Linux memory management

[Transfer] http://hi.baidu.com/_kouu/item/4c73532902a05299b73263d0

 

[Address ing] (Figure: middle left)
The Linux kernel uses page-based memory management. The memory address provided by the application is a virtual address. It must undergo several level-1 Changes in page tables to become a real physical address.
Think about address ing. When accessing a memory space represented by a virtual address, you must first access the memory several times, the page table items used for conversion in each level of page table (the page table is stored in the memory) can be mapped. That is to say, to implement a memory access, the memory is actually accessed n + 1 times (n = page table level), and N addition operations are required.
Therefore, address ing must be supported by hardware. MMU (Memory Management Unit) is the hardware. A cache is required to store the page table.

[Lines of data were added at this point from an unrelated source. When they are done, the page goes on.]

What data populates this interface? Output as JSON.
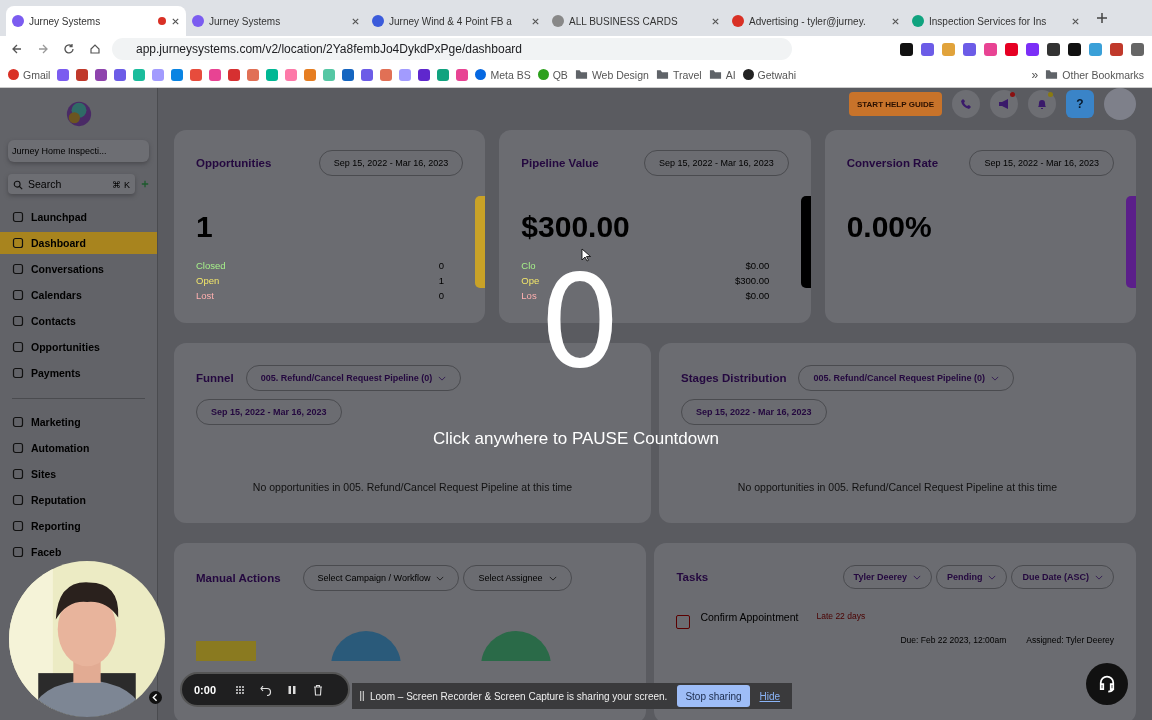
{
  "browser": {
    "tabs": [
      {
        "title": "Jurney Systems",
        "selected": true,
        "recording": true,
        "color": "#7b5cf0"
      },
      {
        "title": "Jurney Systems",
        "selected": false,
        "recording": false,
        "color": "#7b5cf0"
      },
      {
        "title": "Jurney Wind & 4 Point FB a",
        "selected": false,
        "recording": false,
        "color": "#3b5bdb"
      },
      {
        "title": "ALL BUSINESS CARDS",
        "selected": false,
        "recording": false,
        "color": "#888888"
      },
      {
        "title": "Advertising - tyler@jurney.",
        "selected": false,
        "recording": false,
        "color": "#d93025"
      },
      {
        "title": "Inspection Services for Ins",
        "selected": false,
        "recording": false,
        "color": "#10a37f"
      }
    ],
    "url": "app.jurneysystems.com/v2/location/2Ya8fembJo4DykdPxPge/dashboard",
    "extensions": [
      {
        "color": "#111111"
      },
      {
        "color": "#6c5ce7"
      },
      {
        "color": "#e1a33b"
      },
      {
        "color": "#6c5ce7"
      },
      {
        "color": "#e84393"
      },
      {
        "color": "#e60023"
      },
      {
        "color": "#7b2ff7"
      },
      {
        "color": "#333333"
      },
      {
        "color": "#111111"
      },
      {
        "color": "#3aa0d8"
      },
      {
        "color": "#c0392b"
      },
      {
        "color": "#666666"
      }
    ],
    "bookmarks": [
      {
        "kind": "site",
        "label": "Gmail",
        "color": "#d93025"
      },
      {
        "kind": "icon",
        "color": "#7b5cf0"
      },
      {
        "kind": "icon",
        "color": "#c0392b"
      },
      {
        "kind": "icon",
        "color": "#8e44ad"
      },
      {
        "kind": "icon",
        "color": "#6c5ce7"
      },
      {
        "kind": "icon",
        "color": "#1abc9c"
      },
      {
        "kind": "icon",
        "color": "#a29bfe"
      },
      {
        "kind": "icon",
        "color": "#0984e3"
      },
      {
        "kind": "icon",
        "color": "#e74c3c"
      },
      {
        "kind": "icon",
        "color": "#e84393"
      },
      {
        "kind": "icon",
        "color": "#d63031"
      },
      {
        "kind": "icon",
        "color": "#e17055"
      },
      {
        "kind": "icon",
        "color": "#00b894"
      },
      {
        "kind": "icon",
        "color": "#fd79a8"
      },
      {
        "kind": "icon",
        "color": "#e67e22"
      },
      {
        "kind": "icon",
        "color": "#55c7a4"
      },
      {
        "kind": "icon",
        "color": "#1565c0"
      },
      {
        "kind": "icon",
        "color": "#6c5ce7"
      },
      {
        "kind": "icon",
        "color": "#e17055"
      },
      {
        "kind": "icon",
        "color": "#a29bfe"
      },
      {
        "kind": "icon",
        "color": "#5f27cd"
      },
      {
        "kind": "icon",
        "color": "#10a37f"
      },
      {
        "kind": "icon",
        "color": "#e84393"
      },
      {
        "kind": "site",
        "label": "Meta BS",
        "color": "#0668e1"
      },
      {
        "kind": "site",
        "label": "QB",
        "color": "#2ca01c"
      },
      {
        "kind": "folder",
        "label": "Web Design",
        "color": "#5f6368"
      },
      {
        "kind": "folder",
        "label": "Travel",
        "color": "#5f6368"
      },
      {
        "kind": "folder",
        "label": "AI",
        "color": "#5f6368"
      },
      {
        "kind": "site",
        "label": "Getwahi",
        "color": "#222222"
      }
    ],
    "more": "»",
    "other_bookmarks": "Other Bookmarks"
  },
  "sidebar": {
    "account": "Jurney Home Inspecti...",
    "search": {
      "placeholder": "Search",
      "shortcut": "⌘ K"
    },
    "groups": [
      [
        {
          "label": "Launchpad",
          "selected": false
        },
        {
          "label": "Dashboard",
          "selected": true
        },
        {
          "label": "Conversations",
          "selected": false
        },
        {
          "label": "Calendars",
          "selected": false
        },
        {
          "label": "Contacts",
          "selected": false
        },
        {
          "label": "Opportunities",
          "selected": false
        },
        {
          "label": "Payments",
          "selected": false
        }
      ],
      [
        {
          "label": "Marketing",
          "selected": false
        },
        {
          "label": "Automation",
          "selected": false
        },
        {
          "label": "Sites",
          "selected": false
        },
        {
          "label": "Reputation",
          "selected": false
        },
        {
          "label": "Reporting",
          "selected": false
        },
        {
          "label": "Faceb",
          "selected": false
        }
      ]
    ]
  },
  "header": {
    "help_guide": "START HELP GUIDE",
    "help": "?"
  },
  "stat_cards": [
    {
      "title": "Opportunities",
      "date_range": "Sep 15, 2022 - Mar 16, 2023",
      "value": "1",
      "color": "#c9a227",
      "breakdown": [
        {
          "label": "Closed",
          "value": "0"
        },
        {
          "label": "Open",
          "value": "1"
        },
        {
          "label": "Lost",
          "value": "0"
        }
      ]
    },
    {
      "title": "Pipeline Value",
      "date_range": "Sep 15, 2022 - Mar 16, 2023",
      "value": "$300.00",
      "color": "#000000",
      "breakdown": [
        {
          "label": "Clo",
          "value": "$0.00"
        },
        {
          "label": "Ope",
          "value": "$300.00"
        },
        {
          "label": "Los",
          "value": "$0.00"
        }
      ]
    },
    {
      "title": "Conversion Rate",
      "date_range": "Sep 15, 2022 - Mar 16, 2023",
      "value": "0.00%",
      "color": "#5b1f8a"
    }
  ],
  "pipeline_cards": [
    {
      "title": "Funnel",
      "pipeline": "005. Refund/Cancel Request Pipeline (0)",
      "date_range": "Sep 15, 2022 - Mar 16, 2023",
      "empty": "No opportunities in 005. Refund/Cancel Request Pipeline at this time"
    },
    {
      "title": "Stages Distribution",
      "pipeline": "005. Refund/Cancel Request Pipeline (0)",
      "date_range": "Sep 15, 2022 - Mar 16, 2023",
      "empty": "No opportunities in 005. Refund/Cancel Request Pipeline at this time"
    }
  ],
  "manual_actions": {
    "title": "Manual Actions",
    "filters": [
      "Select Campaign / Workflow",
      "Select Assignee"
    ]
  },
  "tasks": {
    "title": "Tasks",
    "filters": [
      "Tyler Deerey",
      "Pending",
      "Due Date (ASC)"
    ],
    "items": [
      {
        "checked": false,
        "title": "Confirm Appointment",
        "late": "Late 22 days",
        "due": "Due: Feb 22 2023, 12:00am",
        "assigned": "Assigned: Tyler Deerey"
      }
    ]
  },
  "countdown": {
    "number": "0",
    "hint": "Click anywhere to PAUSE Countdown"
  },
  "loom": {
    "timer": "0:00",
    "message": "Loom – Screen Recorder & Screen Capture is sharing your screen.",
    "stop": "Stop sharing",
    "hide": "Hide"
  }
}
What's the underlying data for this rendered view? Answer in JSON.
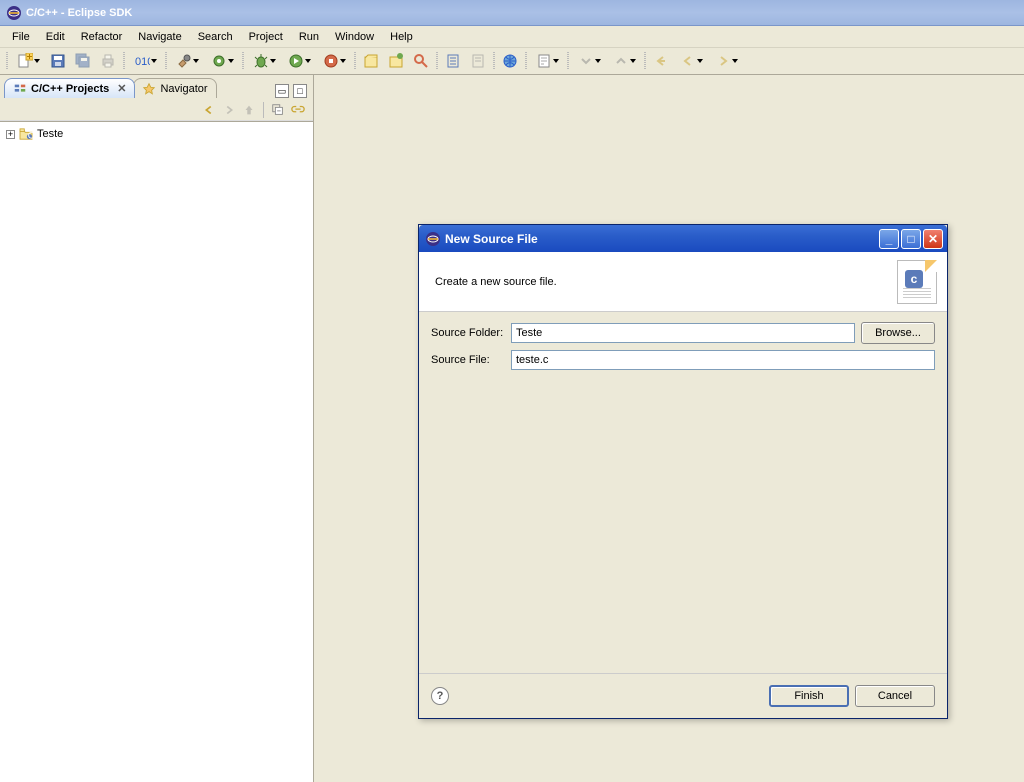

This cache is TLB (translation lookaside buffer ).
However, address ing still has a large overhead. Assuming that the cache access speed is 10 times that of the memory, the hit rate is 40%, and the page table has three levels, the average virtual address access consumes about two physical memory access times.
Therefore, some embedded hardware may discard MMU, which can run VxWorks (a very efficient embedded real-time operating system) and Linux (which also has the option to disable MMU compilation in Linux), and other systems.
However, the advantages of MMU are also great, most importantly, for security considerations. Each process is an independent virtual address space that does not interfere with each other. After the address ing is abandoned, all programs will run in the same address space. Therefore, on a machine without MMU, a process accesses memory outside of the border, which may cause inexplicable errors of other processes or even cause kernel crash.
In terms of address ing, the kernel only provides page tables, and the actual conversion is completed by hardware. How does the kernel generate these page tables? This involves two aspects: virtual address space management and physical memory management. (In fact, only user-state address ing needs to be managed, and kernel-state address ing is hard to write .)

[Virtual Address Management] (Figure: Bottom left)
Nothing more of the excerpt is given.